Незнакомец взглянул на меня, и я увидела, что темные глаза под маской как-то странно блеснули.
— Зовите меня Справедливостью, мадонна, — негромко ответил он. — Ибо я здесь для того, чтобы восстановить ее.
От его слов меня отчего-то пробрала дрожь. Несколько мгновений я молча смотрела на него, потом встала и поспешила вслед за мужем. Пока мы обнимались и целовались с Ваноццой на прощание, Хуан вернулся за стол и решил, что им с его загадочным другом пора отправиться на поиски любвеобильных женщин.
Когда эти двое двинулись прочь, не попрощавшись с хозяйкой, я взглянула на Чезаре.
Кардинал в этот момент поднес кубок к губам, но я видела его глаза. Его взгляд был устремлен на Хуана и незнакомца с той же бесстрастной сосредоточенностью, с какой он смотрел на тучное тело Антонио Орсини, свисающее с ветви оливы.
Никто из нас, включая его святейшество, не заметил, что на следующее утро Хуан не вернулся домой. Хуану свойственно было, проснувшись в постели незнакомой женщины, подождать вечера и лишь после этого возвращаться в Ватикан.
Но вечер сменился ночью. Нас с Джофре пригласили на ужин к Папе, и мы слушали встревоженные жалобы Александра. Когда мы сидели за столом, появился офицер Хуана и сообщил, что сегодня гонфалоньер не явился и не уделил внимания неотложным делам.
Александр принялся заламывать руки.
— Куда он мог деться? Почему он заставляет своего несчастного отца так страдать? Если что-то случилось…
Джофре поднялся со своего места и положил руку Александру на плечо.
— Отец, ничего не случилось. Ты же знаешь, как себя ведет Хуан, когда у него заводится новая женщина. Он просто решил не отказывать себе еще в одной ночи любви… Я уверен, что поутру он вернется.
— Да-да, конечно, — пробормотал Александр, хватаясь за это утешение.
Я промолчала, но в памяти у меня всплыл незнакомец в маске, назвавший себя Справедливостью.
Когда его святейшество наконец-то успокоился, мы удалились и отправились по своим спальням. Несколько часов спустя меня разбудили вооруженные солдаты и препроводили в Ватикан. Папа не сидел на троне в ожидании традиционного приветствия, целования туфли. Он расхаживал по залу, то и дело глядя через окно на площадь, освещенную факелами. Тогда я этого не знала, но испанские гвардейцы обходили улицы в поисках своего пропавшего командира. Джофре подошел к Александру и вновь положил руку ему на плечо, пытаясь утешить.
Лишь позднее мне пришло в голову, что Александр не позвал к себе Чезаре, дабы тот утешил его.
— В чем дело, ваше святейшество? — спросила я.
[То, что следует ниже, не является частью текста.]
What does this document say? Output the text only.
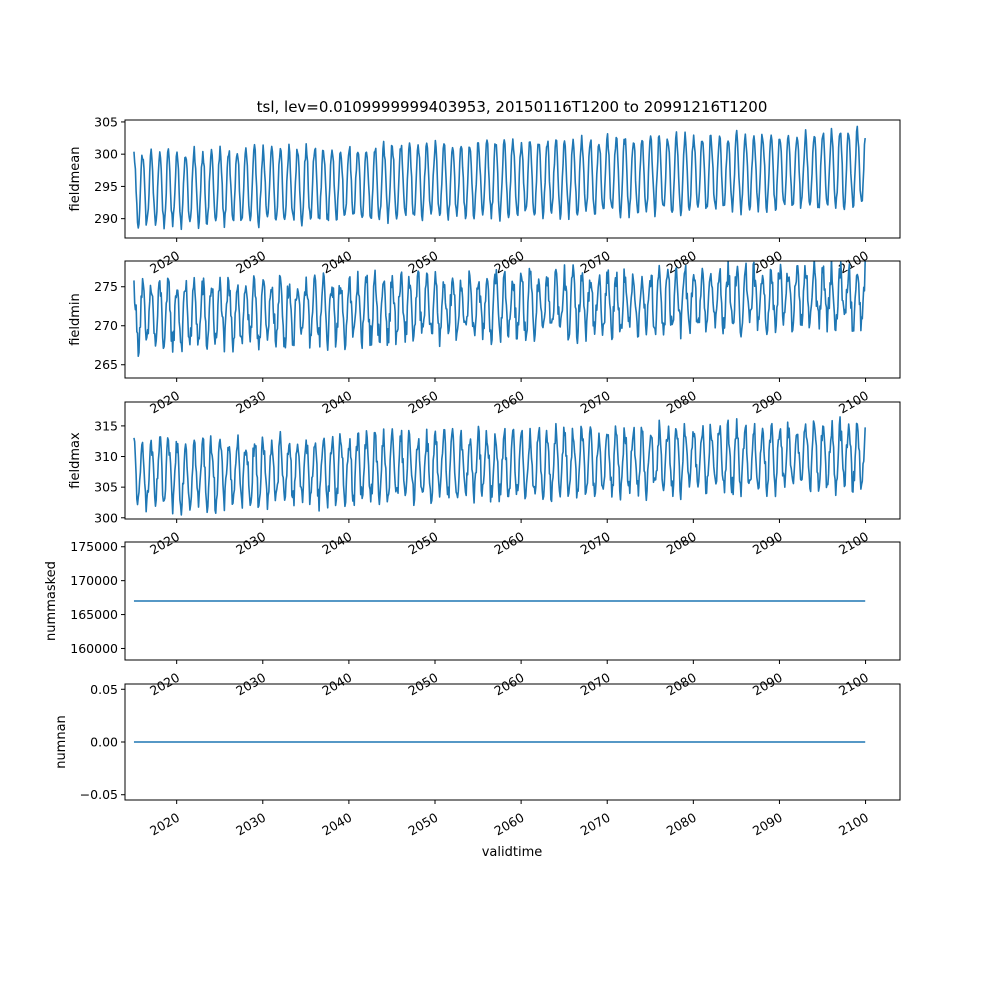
tsl, lev=0.0109999999403953, 20150116T1200 to 20991216T1200
290
295
300
305
2020	2030	2040	2050	2060	2070	2080	2090	2100
fieldmean
265
270
275
2020	2030	2040	2050	2060	2070	2080	2090	2100
fieldmin
300
305
310
315
2020	2030	2040	2050	2060	2070	2080	2090	2100
fieldmax
160000
165000
170000
175000
2020	2030	2040	2050	2060	2070	2080	2090	2100
nummasked
−0.05
0.00
0.05
2020	2030	2040	2050	2060	2070	2080	2090	2100
numnan
validtime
Ситуация не располагала к церемониям. — Что стряслось?
Александр повернулся ко мне. Его широкий лоб избороздили морщины. Глаза блестели от слез.
— Хуан исчез. Я опасаюсь самого страшного.
— Отец, — успокаивающе произнес Джофре, — ты так захвораешь от беспокойства. Хуан просто увлекся женщиной и обо всем позабыл. Я уже говорил: он наверняка к утру будет дома.
— Нет. — Александр покачал головой. — Это я всему виной. Я неразумно накинулся на гостя Асканио Сфорцы. Мне не следовало допускать, чтобы его повесили. Бог покарал меня, отняв у меня любимого сына.